Ficamos em silêncio por um bom tempo, e então meu pai continuou a falar.

– Agora eu tenho que cuidar dele. Vou assumi-lo, assim como fiz com você Diana. Mas, vou ter que sair do jornal. – disse ele.

– por quê? – perguntei.

– O jornal queria que eu e Gustavo fossemos para os Estados Unidos no próximo mês. Não posso levá-lo e eu não vou deixá-lo com os avós, de jeito nenhum! Olhe pra isso. – ele puxou o garoto e levantou a camisa dele. Havia marcas vermelhas e roxas no corpo dele. – Eles batem nele! Se eu denunciar os avós, ele vai continuar comigo de qualquer forma.

Eu olhei pra minha mãe, e ela parecia pensar em alguma coisa. Ela olhou pra mim e eu abaixei a cabeça. Continuamos calados até que minha mãe levantou-se e foi na direção de Lucas. Ela pôs as mãos no rosto dele e ele começou a chorar.

– Ei, não chore, por favor. – dizia ela. – você tem uma família agora. Uma família de verdade. – ela o abraçou, e os dois ficaram ali, por um bom tempo, chorando e compartilhando tristezas juntos. E eu estava admirando a minha mãe. E aquela cena foi uma das mais bonitas que já vi.

Ela direcionou a atenção ao meu pai.

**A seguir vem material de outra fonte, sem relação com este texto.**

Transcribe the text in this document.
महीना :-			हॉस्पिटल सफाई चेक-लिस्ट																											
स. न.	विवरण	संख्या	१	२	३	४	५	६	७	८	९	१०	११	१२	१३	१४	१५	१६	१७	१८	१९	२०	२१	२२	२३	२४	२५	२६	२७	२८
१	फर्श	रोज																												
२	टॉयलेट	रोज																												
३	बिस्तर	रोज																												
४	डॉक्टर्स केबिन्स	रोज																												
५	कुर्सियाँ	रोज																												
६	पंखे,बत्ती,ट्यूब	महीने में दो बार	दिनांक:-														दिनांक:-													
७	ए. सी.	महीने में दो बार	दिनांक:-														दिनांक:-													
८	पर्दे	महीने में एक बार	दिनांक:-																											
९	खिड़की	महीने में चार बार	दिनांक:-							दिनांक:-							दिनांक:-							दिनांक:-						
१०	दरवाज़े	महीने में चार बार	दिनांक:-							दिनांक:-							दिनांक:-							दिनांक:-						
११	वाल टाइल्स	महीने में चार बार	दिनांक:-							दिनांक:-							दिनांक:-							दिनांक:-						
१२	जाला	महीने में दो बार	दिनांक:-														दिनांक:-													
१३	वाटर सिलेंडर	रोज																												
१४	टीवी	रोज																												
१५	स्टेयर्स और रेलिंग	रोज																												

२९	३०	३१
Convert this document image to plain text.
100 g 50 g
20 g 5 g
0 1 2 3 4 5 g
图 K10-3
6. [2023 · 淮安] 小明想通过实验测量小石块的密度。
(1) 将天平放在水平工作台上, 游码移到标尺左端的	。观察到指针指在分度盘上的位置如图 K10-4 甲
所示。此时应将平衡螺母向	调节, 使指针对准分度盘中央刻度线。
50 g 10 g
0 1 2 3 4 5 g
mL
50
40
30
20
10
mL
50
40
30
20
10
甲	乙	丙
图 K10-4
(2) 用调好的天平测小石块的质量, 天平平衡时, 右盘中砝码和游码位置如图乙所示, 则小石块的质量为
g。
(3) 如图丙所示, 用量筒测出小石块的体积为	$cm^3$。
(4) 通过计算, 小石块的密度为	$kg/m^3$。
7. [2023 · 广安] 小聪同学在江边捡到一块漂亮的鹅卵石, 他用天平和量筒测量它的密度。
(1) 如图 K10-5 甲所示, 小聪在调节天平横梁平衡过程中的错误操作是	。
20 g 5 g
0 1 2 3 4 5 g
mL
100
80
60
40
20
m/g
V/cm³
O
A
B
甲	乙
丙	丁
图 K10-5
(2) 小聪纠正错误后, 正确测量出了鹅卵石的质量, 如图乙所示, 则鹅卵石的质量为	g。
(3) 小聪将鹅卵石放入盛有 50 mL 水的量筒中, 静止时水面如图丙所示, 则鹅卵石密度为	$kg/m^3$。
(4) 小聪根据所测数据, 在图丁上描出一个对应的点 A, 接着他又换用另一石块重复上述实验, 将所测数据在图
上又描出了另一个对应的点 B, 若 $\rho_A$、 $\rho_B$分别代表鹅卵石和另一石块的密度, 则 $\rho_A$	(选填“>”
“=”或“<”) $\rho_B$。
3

Ele estava de cabeça baixa e não conseguia olhar nos olhos dela.

– Carlos, você não precisa largar tudo desse jeito. Eu não abri mão do meu sonho pelo seu pra te ver jogar tudo fora assim. Eu cuido do garoto enquanto você termina a viagem. É até uma oportunidade para ele e Diana se conhecerem depois de tanto tempo sem saberem da existência um do outro.

Ninguém estava acreditando no que ouvia. Meu pai então olhou para ela e sorriu. Ele ficou sem reação. Não acreditando tanto quanto eu.

– Daniela, você não tem responsabilidade alguma. Você não precisa fazer isso. – dizia ele.

– Mas eu vou. Esse garoto precisa de gente que se importe de verdade com ele. E garanto que se ele quiser ficar, vai ser bem tratado. Ele não tem culpa de nada. Ele é apenas um garoto.

Meu pai foi abraçá-la, mas ela o negou.

– Isso não muda nada - disse ela - Eu ainda quero o divórcio.

Lucas levantou-se do sofá e abraçou meu pai. E antes deles saírem, ele agradeceu a minha mãe.

– Eu vou trazê-lo daqui a uma semana, qualquer coisa, me avisem.

Meu pai tentou então me abraçar, e eu o abracei. Meio sem jeito, e ainda angustiada com a história, mas ele ainda era o meu pai, e eu o amava.

– Tchau, Lucas. – me despedi do meu então irmão de outra mãe.

– Tchau, Diana.

Fui para o meu quarto e deitei na cama. Tanta coisa havia acontecido em um só dia. E eu ainda queria muito chorar. Eu me lembrei do tempo que passei com Daniel de manhã, e isso me fez sorrir. E o meu sorriso me assustou muito.

Liguei o computador e escrevi algumas coisas para complementar a história. Ela estava ficando tão interessante quanto a minha vida. Mais tarde, fui ao quarto da minha mãe e dormi ao lado dela, como eu fazia quando era criança e tinha pesadelos. Dessa vez meu pesadelo aconteceu enquanto eu estava acordada. E eu precisava do abraço dela. Eu me sentia segura lá. E nesse momento eu agradeci por ter a minha mãe.